Shell is preparing the sale of its stakes in key southern North Sea clusters, Reuters has reported.
Shell will reportedly sell its 50% stakes in a tranche of fields in the Clipper hub, as well as the Leman Alpha complex, the news outlet reported, citing three sources familiar with the matter.
The sources said that the assets could garner up to $1 billion (£740m) in total.
Both assets were developed as part of a historic joint venture with ExxonMobil.
The Clipper hub is located around 40 miles from the Norfolk coast in Block 48/19a and can export up to 400 million cubic feet of gas a day, which is piped to the Bacton gas terminal.

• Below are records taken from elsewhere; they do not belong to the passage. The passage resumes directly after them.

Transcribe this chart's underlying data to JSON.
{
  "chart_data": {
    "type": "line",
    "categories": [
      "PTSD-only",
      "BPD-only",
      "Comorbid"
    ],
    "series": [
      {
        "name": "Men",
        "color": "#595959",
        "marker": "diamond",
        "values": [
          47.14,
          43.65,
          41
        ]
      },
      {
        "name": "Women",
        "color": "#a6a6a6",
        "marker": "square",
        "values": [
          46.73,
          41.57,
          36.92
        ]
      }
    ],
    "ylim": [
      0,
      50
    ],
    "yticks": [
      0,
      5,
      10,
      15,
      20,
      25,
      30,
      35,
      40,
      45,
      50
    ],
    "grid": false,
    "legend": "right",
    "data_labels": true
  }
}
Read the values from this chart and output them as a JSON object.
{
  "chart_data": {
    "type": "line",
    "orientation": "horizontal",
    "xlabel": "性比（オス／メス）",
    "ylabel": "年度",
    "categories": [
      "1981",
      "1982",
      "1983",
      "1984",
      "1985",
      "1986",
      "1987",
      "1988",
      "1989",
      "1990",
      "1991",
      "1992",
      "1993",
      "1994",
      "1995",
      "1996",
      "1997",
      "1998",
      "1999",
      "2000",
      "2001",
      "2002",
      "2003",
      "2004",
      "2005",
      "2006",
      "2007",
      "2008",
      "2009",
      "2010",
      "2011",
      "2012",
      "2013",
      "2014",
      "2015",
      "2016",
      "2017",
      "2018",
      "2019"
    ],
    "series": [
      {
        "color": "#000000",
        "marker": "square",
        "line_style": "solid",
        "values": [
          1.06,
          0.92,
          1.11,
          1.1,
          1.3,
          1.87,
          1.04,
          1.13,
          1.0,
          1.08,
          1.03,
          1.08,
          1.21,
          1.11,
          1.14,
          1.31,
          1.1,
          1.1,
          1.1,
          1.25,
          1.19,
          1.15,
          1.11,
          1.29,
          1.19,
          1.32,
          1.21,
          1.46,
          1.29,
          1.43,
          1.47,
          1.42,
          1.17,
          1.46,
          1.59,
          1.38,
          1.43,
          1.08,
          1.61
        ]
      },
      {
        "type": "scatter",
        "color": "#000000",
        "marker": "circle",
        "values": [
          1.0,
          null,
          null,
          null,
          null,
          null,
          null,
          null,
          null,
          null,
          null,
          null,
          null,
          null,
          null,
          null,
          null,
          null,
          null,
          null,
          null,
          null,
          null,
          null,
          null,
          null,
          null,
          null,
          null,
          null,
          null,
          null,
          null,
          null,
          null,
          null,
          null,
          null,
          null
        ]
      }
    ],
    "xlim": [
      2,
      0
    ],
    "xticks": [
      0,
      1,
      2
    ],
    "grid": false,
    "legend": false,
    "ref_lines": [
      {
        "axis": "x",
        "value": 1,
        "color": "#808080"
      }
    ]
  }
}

The Shell-operated hub produces and processes gas from wells on the Clipper field, and imports and processes gas from the Barque, Galleon, Skiff, Cutter and Carrack fields. It is a normally attended installation that comprises six fixed bridge-linked platforms.
Leman Alpha lies 31 miles east of Bacton in block 49/26. Also operated by the supermajor, it consists of five bridge-linked jackets and produces and processes gas from its own wells, and imports and processes gas from the remainder of the Leman field platforms – Bravo, Charlie, Delta, Echo, Foxtrot and Golf.
Shell declined to comment on the reports.
A sale of the two clusters would be the latest major North Sea offload for Shell, which in 2017 sold a package of assets to private equity-backed Chrysaor, now Harbour Energy, in a £3bn deal.
The 2017 sale included interests in Buzzard, Beryl, Bressay, Elgin-Franklin, J-Block, the Greater Armada cluster, Everest, Lomond and Erskine, plus a 10% stake in Schiehallion.
As it offloads older assets, Shell’s newer North Sea developments have not all made swift progress.
Last year, UK regulators declined to approve plans for its Jackdaw gas condensate field.
The Offshore Petroleum Regulator for Environment and Decommissioning (OPRED) has not disclosed why it rejected the project’s Environmental Statement, though Shell subsequently said it was ‘proposing changes’ to the development.
Reports in January suggested the company had resumed talks with government over the future of the project.
And in December, the company pulled out of the controversial Cambo development, in which it held a 30% stake alongside operator Siccar Point Energy, citing economic reasons.
Last week chief executive Ben van Beurden said the project wasn’t the “best project in our funnel” so it “didn’t make sense” to allocate money into it.
He also revealed capital that had been set aside for Cambo has now been spent elsewhere.